Since the 1974 vintage, Vietti has handed its top labels to contemporary artists, so every release carries its own original artwork. Alfredo Currado started it, and it's grown into one of the most recognisable — and most collectible — traditions in the Langhe. Spot a striking hand-drawn label and the house is telling you this is one of its serious bottles.
The Barolo Castiglione — the estate's blend across several vineyards. It's the honest way in: the full house signature of clarity and fine tannin, at a gentler price than the crus, and drinkable younger. Once it clicks, the single-vineyard Barolos — Rocche di Castiglione, Lazzarito, Brunate, Ravera — are the ones to chase and cellar.
The American Krause family, owners of Iowa-based Krause Group, bought Vietti in 2016. The founding Vietti-Currado family ran the cellar for several years afterward. The roles have shifted since, so confirm the current winemaking team before you cite it.
Glossary
- Barolo
- The Nebbiolo-based red DOCG of the Langhe hills in Piedmont, produced across eleven communes including Castiglione Falletto — powerful, high-tannin and famously long-lived.

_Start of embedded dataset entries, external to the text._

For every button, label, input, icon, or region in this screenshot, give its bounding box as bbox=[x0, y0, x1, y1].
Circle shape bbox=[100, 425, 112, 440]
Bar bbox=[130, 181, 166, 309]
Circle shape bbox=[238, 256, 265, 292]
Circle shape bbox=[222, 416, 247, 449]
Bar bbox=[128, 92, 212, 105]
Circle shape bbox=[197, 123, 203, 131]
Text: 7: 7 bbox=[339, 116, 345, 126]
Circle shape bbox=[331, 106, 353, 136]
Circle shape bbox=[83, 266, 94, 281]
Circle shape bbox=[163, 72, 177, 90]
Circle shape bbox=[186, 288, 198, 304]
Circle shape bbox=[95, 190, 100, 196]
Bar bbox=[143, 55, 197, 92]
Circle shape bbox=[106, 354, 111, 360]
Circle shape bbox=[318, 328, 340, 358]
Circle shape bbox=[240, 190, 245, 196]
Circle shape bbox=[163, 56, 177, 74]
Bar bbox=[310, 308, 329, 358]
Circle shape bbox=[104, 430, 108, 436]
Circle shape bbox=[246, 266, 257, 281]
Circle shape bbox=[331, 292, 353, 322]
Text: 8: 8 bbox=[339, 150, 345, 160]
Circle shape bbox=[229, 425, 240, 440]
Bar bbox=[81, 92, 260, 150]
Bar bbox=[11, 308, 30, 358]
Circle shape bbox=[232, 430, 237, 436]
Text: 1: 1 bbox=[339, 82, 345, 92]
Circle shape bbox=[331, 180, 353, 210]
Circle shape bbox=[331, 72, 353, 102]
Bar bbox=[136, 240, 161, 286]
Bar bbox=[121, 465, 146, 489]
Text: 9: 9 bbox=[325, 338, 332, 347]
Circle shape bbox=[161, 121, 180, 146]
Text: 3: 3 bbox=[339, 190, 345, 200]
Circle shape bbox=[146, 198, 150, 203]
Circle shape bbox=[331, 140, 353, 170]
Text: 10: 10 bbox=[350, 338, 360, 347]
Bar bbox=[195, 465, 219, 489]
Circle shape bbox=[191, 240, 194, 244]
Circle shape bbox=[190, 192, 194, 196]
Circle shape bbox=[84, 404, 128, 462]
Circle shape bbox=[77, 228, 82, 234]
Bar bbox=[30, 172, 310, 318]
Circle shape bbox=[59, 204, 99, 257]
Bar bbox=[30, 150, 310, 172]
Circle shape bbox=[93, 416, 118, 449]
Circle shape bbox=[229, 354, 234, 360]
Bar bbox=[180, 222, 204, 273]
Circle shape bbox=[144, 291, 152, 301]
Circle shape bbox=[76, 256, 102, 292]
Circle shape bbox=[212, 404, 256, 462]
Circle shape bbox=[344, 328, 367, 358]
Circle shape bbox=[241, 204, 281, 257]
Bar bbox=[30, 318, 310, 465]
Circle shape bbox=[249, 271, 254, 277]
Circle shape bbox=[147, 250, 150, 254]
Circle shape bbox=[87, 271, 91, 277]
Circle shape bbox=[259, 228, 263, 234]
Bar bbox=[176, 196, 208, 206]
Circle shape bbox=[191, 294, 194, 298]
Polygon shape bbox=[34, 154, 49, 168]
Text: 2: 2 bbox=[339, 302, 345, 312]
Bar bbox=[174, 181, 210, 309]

- MGA (menzione geografica aggiuntiva)
- Italy's system of named, mapped Barolo and Barbaresco vineyards — the local equivalent of a cru. Vietti's Rocche di Castiglione, Lazzarito, Brunate and Villero are all MGAs.
- Arneis
- A white grape of the Roero, north of the Tanaro, nearly extinct by the 1960s until Alfredo Currado of Vietti was among the first to bottle it as a varietal wine and bring it back.